Start by cloning the LocalAI repo. My clone's HEAD was at cc74fc9
. We are
going to build this project instead of using a Docker image.
cd LocalAI
make BUILD_TYPE=metal build
mkdir -p models
# Move or copy the quantized model file created from the previous section into
# the models directory.
mv $THE_STARCODERBASE_Q4_0_FILE ./models/
# The contents of these files are attached to this gist. Please fill in the
# files before starting the server.
touch ./models/starcoderbase-1b.yaml
touch ./models/starcoderbase-1b-chat.tmpl
touch ./models/starcoderbase-1b-completion.tmpl
# This will start a server on port 8080
./local-ai --debug
# In a new terminal window you can try to use the completions API.
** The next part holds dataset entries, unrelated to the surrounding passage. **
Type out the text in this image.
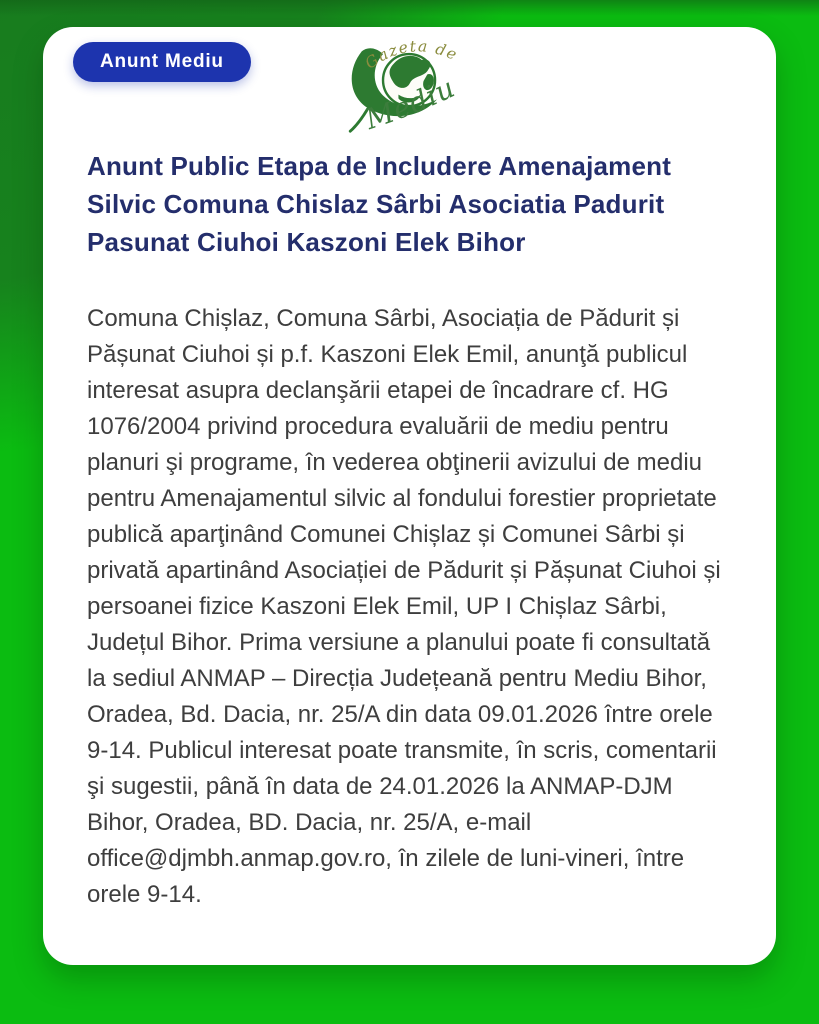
Anunt Mediu	Gazeta de
Mediu
Anunt Public Etapa de Includere Amenajament Silvic Comuna Chislaz Sârbi Asociatia Padurit Pasunat Ciuhoi Kaszoni Elek Bihor

Comuna Chișlaz, Comuna Sârbi, Asociația de Pădurit și Pășunat Ciuhoi și p.f. Kaszoni Elek Emil, anunţă publicul interesat asupra declanşării etapei de încadrare cf. HG 1076/2004 privind procedura evaluării de mediu pentru planuri şi programe, în vederea obţinerii avizului de mediu pentru Amenajamentul silvic al fondului forestier proprietate publică aparţinând Comunei Chișlaz și Comunei Sârbi și privată apartinând Asociației de Pădurit și Pășunat Ciuhoi și persoanei fizice Kaszoni Elek Emil, UP I Chișlaz Sârbi, Județul Bihor. Prima versiune a planului poate fi consultată la sediul ANMAP – Direcția Județeană pentru Mediu Bihor, Oradea, Bd. Dacia, nr. 25/A din data 09.01.2026 între orele 9-14. Publicul interesat poate transmite, în scris, comentarii şi sugestii, până în data de 24.01.2026 la ANMAP-DJM Bihor, Oradea, BD. Dacia, nr. 25/A, e-mail office@djmbh.anmap.gov.ro, în zilele de luni-vineri, între orele 9-14.
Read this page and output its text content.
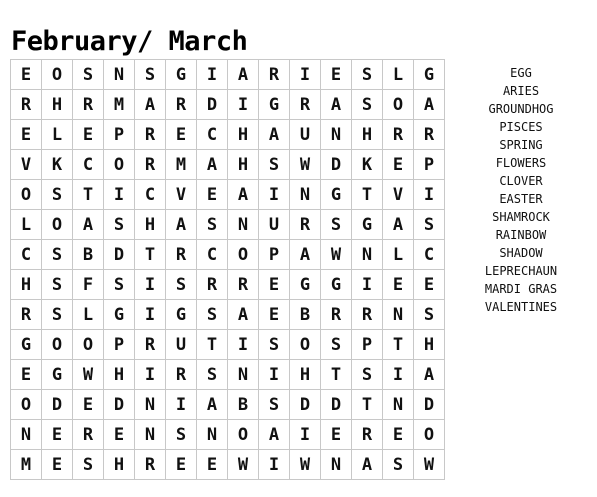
February/ March
E	O	S	N	S	G	I	A	R	I	E	S	L	G
R	H	R	M	A	R	D	I	G	R	A	S	O	A
E	L	E	P	R	E	C	H	A	U	N	H	R	R
V	K	C	O	R	M	A	H	S	W	D	K	E	P
O	S	T	I	C	V	E	A	I	N	G	T	V	I
L	O	A	S	H	A	S	N	U	R	S	G	A	S
C	S	B	D	T	R	C	O	P	A	W	N	L	C
H	S	F	S	I	S	R	R	E	G	G	I	E	E
R	S	L	G	I	G	S	A	E	B	R	R	N	S
G	O	O	P	R	U	T	I	S	O	S	P	T	H
E	G	W	H	I	R	S	N	I	H	T	S	I	A
O	D	E	D	N	I	A	B	S	D	D	T	N	D
N	E	R	E	N	S	N	O	A	I	E	R	E	O
M	E	S	H	R	E	E	W	I	W	N	A	S	W
EGG
ARIES
GROUNDHOG
PISCES
SPRING
FLOWERS
CLOVER
EASTER
SHAMROCK
RAINBOW
SHADOW
LEPRECHAUN
MARDI GRAS
VALENTINES
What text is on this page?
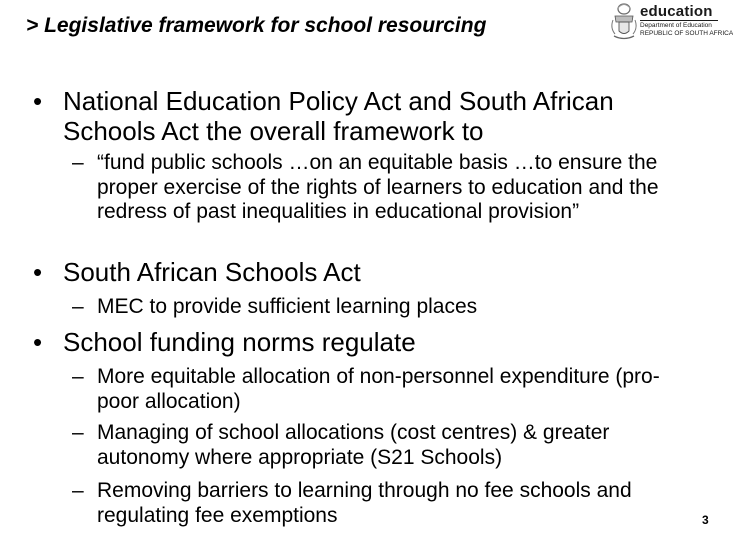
> Legislative framework for school resourcing
education
Department of Education
REPUBLIC OF SOUTH AFRICA
• National Education Policy Act and South African Schools Act the overall framework to
– “fund public schools …on an equitable basis …to ensure the proper exercise of the rights of learners to education and the redress of past inequalities in educational provision”
• South African Schools Act
– MEC to provide sufficient learning places
• School funding norms regulate
– More equitable allocation of non-personnel expenditure (pro-poor allocation)
– Managing of school allocations (cost centres) & greater autonomy where appropriate (S21 Schools)
– Removing barriers to learning through no fee schools and regulating fee exemptions	3
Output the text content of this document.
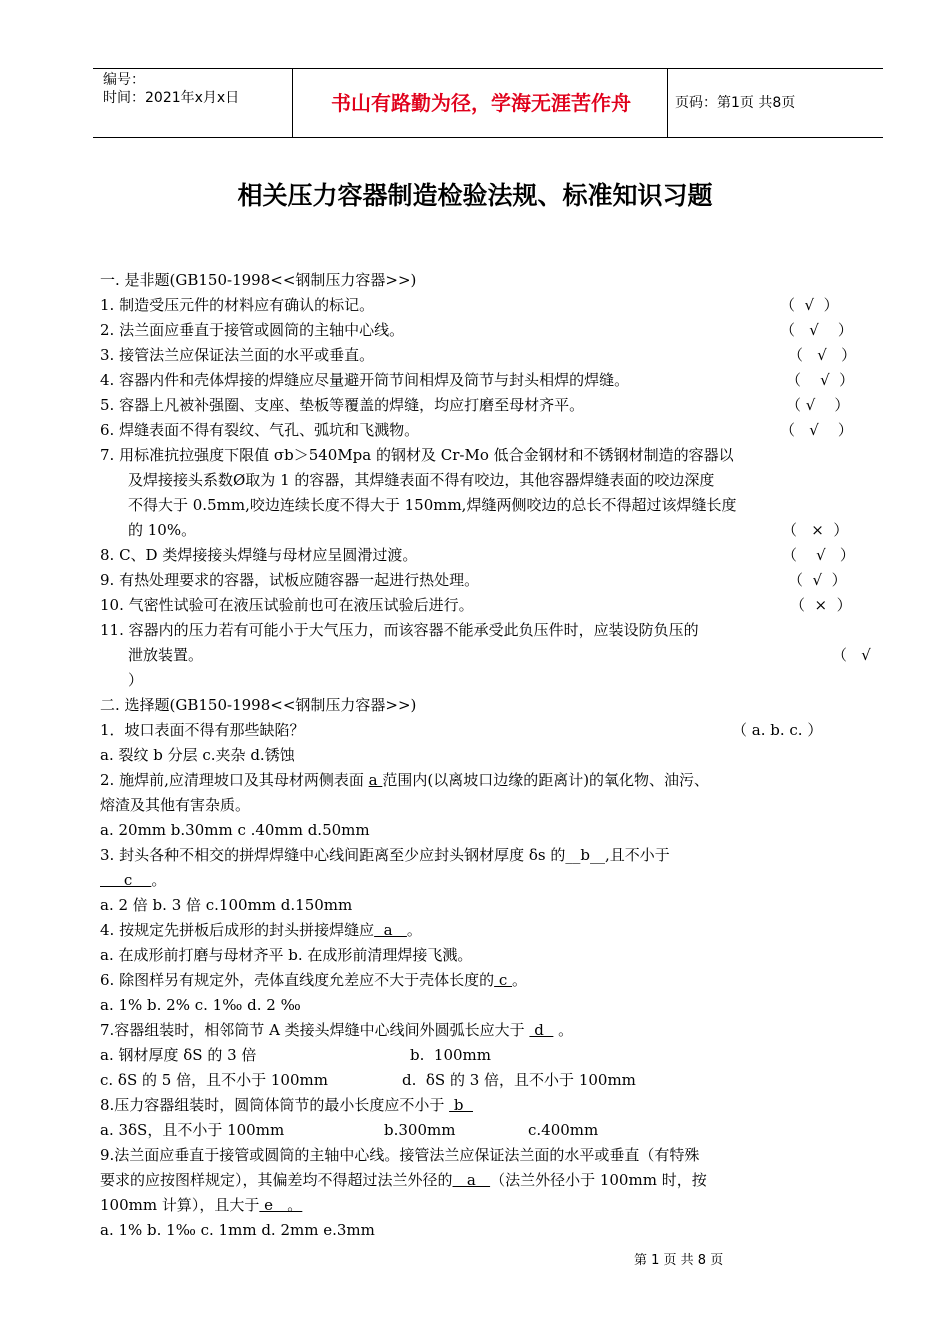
编号：
时间：2021年x月x日	书山有路勤为径，学海无涯苦作舟	页码：第1页 共8页
相关压力容器制造检验法规、标准知识习题
一. 是非题(GB150-1998<<钢制压力容器>>)
1. 制造受压元件的材料应有确认的标记。	（  √  ）
2. 法兰面应垂直于接管或圆筒的主轴中心线。	（   √    ）
3. 接管法兰应保证法兰面的水平或垂直。	（   √   ）
4. 容器内件和壳体焊接的焊缝应尽量避开筒节间相焊及筒节与封头相焊的焊缝。	（    √  ）
5. 容器上凡被补强圈、支座、垫板等覆盖的焊缝，均应打磨至母材齐平。	（ √    ）
6. 焊缝表面不得有裂纹、气孔、弧坑和飞溅物。	（   √    ）
7. 用标准抗拉强度下限值 σb＞540Mpa 的钢材及 Cr-Mo 低合金钢材和不锈钢材制造的容器以
及焊接接头系数Ø取为 1 的容器，其焊缝表面不得有咬边，其他容器焊缝表面的咬边深度
不得大于 0.5mm,咬边连续长度不得大于 150mm,焊缝两侧咬边的总长不得超过该焊缝长度
的 10%。	（   ×  ）
8. C、D 类焊接接头焊缝与母材应呈圆滑过渡。	（    √   ）
9. 有热处理要求的容器，试板应随容器一起进行热处理。	（  √  ）
10. 气密性试验可在液压试验前也可在液压试验后进行。	（  ×  ）
11. 容器内的压力若有可能小于大气压力，而该容器不能承受此负压件时，应装设防负压的
泄放装置。	（   √
）
二. 选择题(GB150-1998<<钢制压力容器>>)
1．坡口表面不得有那些缺陷？	（ a. b. c. ）
a. 裂纹 b 分层 c.夹杂 d.锈蚀
2. 施焊前,应清理坡口及其母材两侧表面 a 范围内(以离坡口边缘的距离计)的氧化物、油污、
熔渣及其他有害杂质。
a. 20mm b.30mm c .40mm d.50mm
3. 封头各种不相交的拼焊焊缝中心线间距离至少应封头钢材厚度 δs 的__b__,且不小于
c    。
a. 2 倍 b. 3 倍 c.100mm d.150mm
4. 按规定先拼板后成形的封头拼接焊缝应  a   。
a. 在成形前打磨与母材齐平 b. 在成形前清理焊接飞溅。
6. 除图样另有规定外，壳体直线度允差应不大于壳体长度的 c 。
a. 1% b. 2% c. 1‰ d. 2 ‰
7.容器组装时，相邻筒节 A 类接头焊缝中心线间外圆弧长应大于  d   。
a. 钢材厚度 δS 的 3 倍	b.  100mm
c. δS 的 5 倍，且不小于 100mm	d.  δS 的 3 倍，且不小于 100mm
8.压力容器组装时，圆筒体筒节的最小长度应不小于  b
a. 3δS，且不小于 100mm	b.300mm	c.400mm
9.法兰面应垂直于接管或圆筒的主轴中心线。接管法兰应保证法兰面的水平或垂直（有特殊
要求的应按图样规定），其偏差均不得超过法兰外径的   a   （法兰外径小于 100mm 时，按
100mm 计算），且大于 e   。
a. 1% b. 1‰ c. 1mm d. 2mm e.3mm
第 1 页 共 8 页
# Don't expect an instant response.
curl http://localhost:8080/v1/completions -H 'Content-Type: application/json' -d '{
"model": "starcoderbase-1b",
"prompt": "function incrementByTwo(num) {"
}'
# You can also try to chat with it.
curl http://localhost:8080/v1/chat/completions -H 'Content-Type: application/json' -d '{
"model": "starcoderbase-1b",
"messages": [{"role": "user", "content": "Write a Node.js handler for CORS"}]
}'
That's it. I hope this got you somewhere.